Monday 5 March 2012

First Listen: Krzysztof Penderecki And Jonny Greenwood

Jonny Greenwood, AUKSO Chamber Orchestra conductor Marek Mos and Krzysztof Penderecki, on stage after a 2011 concert. Photo: Marcin Olivia Soto
How do you capture the energy — both positive and negative — of the past 50 years by using instruments perfected in the 18th century and made of wood, glue and horsehair?
That challenge lies at the very heart of this album, which brings together one of rock and electronic music's superheroes, Radiohead's Jonny Greenwood, with one of his own idols: the septuagenarian Polish composer Krzysztof Penderecki. The collection features two string pieces written by the elder composer, 1960's Threnody for the Victims of Hiroshima and 1961's Polymorphia for 48 strings, juxtaposed with two of Greenwood's similarly set answers to Penderecki's work: Popcorn Superhet Receiver (inspired by Threnody) and 48 Responses to Polymorphia. Here, they both choose to use a seemingly antiquated vehicle — orchestral strings — to convey the noise, chaos and energy of our time. The results are ear-tingling.

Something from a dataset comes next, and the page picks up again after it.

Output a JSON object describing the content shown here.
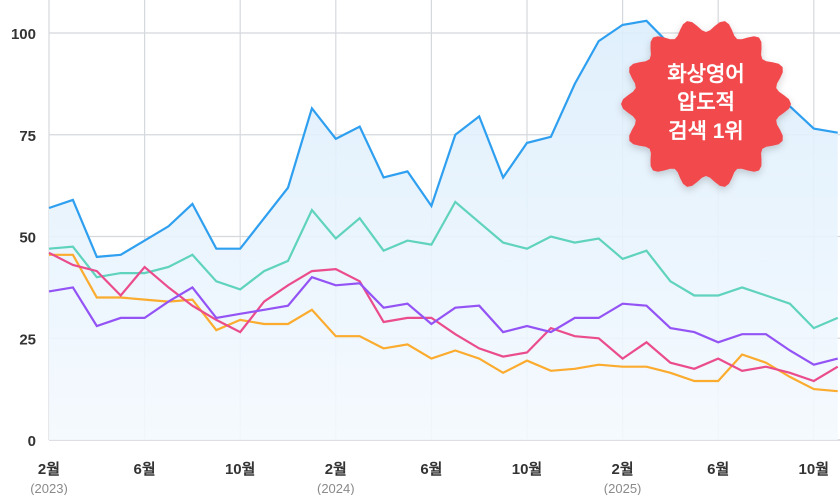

Penderecki is an idol to Greenwood: In a recent charming joint interview with the London Guardian, Greenwood describes the unlikely duo's first meeting: "I shook his hand after a concert like a sad fan-boy." But there's no fan-boyism here: What we hear on this album is a meeting of two artistic visionaries connected in a real dialogue, the decades separating their work and their chronological ages all but collapsed and deflated. Recorded in Kraków after a joint performance of their music last September, the performances are by Poland's AUKSO Ensemble with the composers' direct oversight; Penderecki conducted his own scores, while violinist, chamber musician and conductor Marek Moś led the group for Greenwood's pieces.
Penderecki's Threnody originally carried a thoroughly abstract and deliberately unevocative title: 8'37" (a nod to composer John Cage's infamous 4'33"); it was only after the piece premiered that Penderecki linked his work explicitly to the horror of the atom bomb, though the piece's howls of anguish, expressed in all kinds of screams, rumbles and wails, speak clearly enough. The title change struck some observers as an opportunistic move, but the piece's popularity — and Penderecki's renown — skyrocketed after the name switch.
Written in 2005 with 34 individual string parts, and written as a response to Threnody, Greenwood's Popcorn Superhet Receiver takes its name and inspiration from shortwave radio: It's the sharply articulated chaos of 34 individuals often going on their own trajectories, not the tightly controlled, gleaming unified mass that one might traditionally associate with classical players.
Penderecki's Polymorphia also had a fascinating birth. The composer played a recording of Threnody for patients with mental illnesses at the Krakow Medical Center while the patients had encephalographs (brain-wave charts) made; he then based Polymorphia's musical lines around the shapes on their charts. In his reply to Polymorphia, Greenwood takes up that big, glorious and triumphant C Major chord — and then shatters that harmonic glow into smithereens. He begins with a strangely Bach-reminiscent chorale ("Es Ist Genug," or "It Is Enough," which is also the name of a famous Bach chorale) that Greenwood then distorts and dissolves over and over again. He builds tension and lets it drain away, takes up an idea and then lets it go in swirling eddies of motion.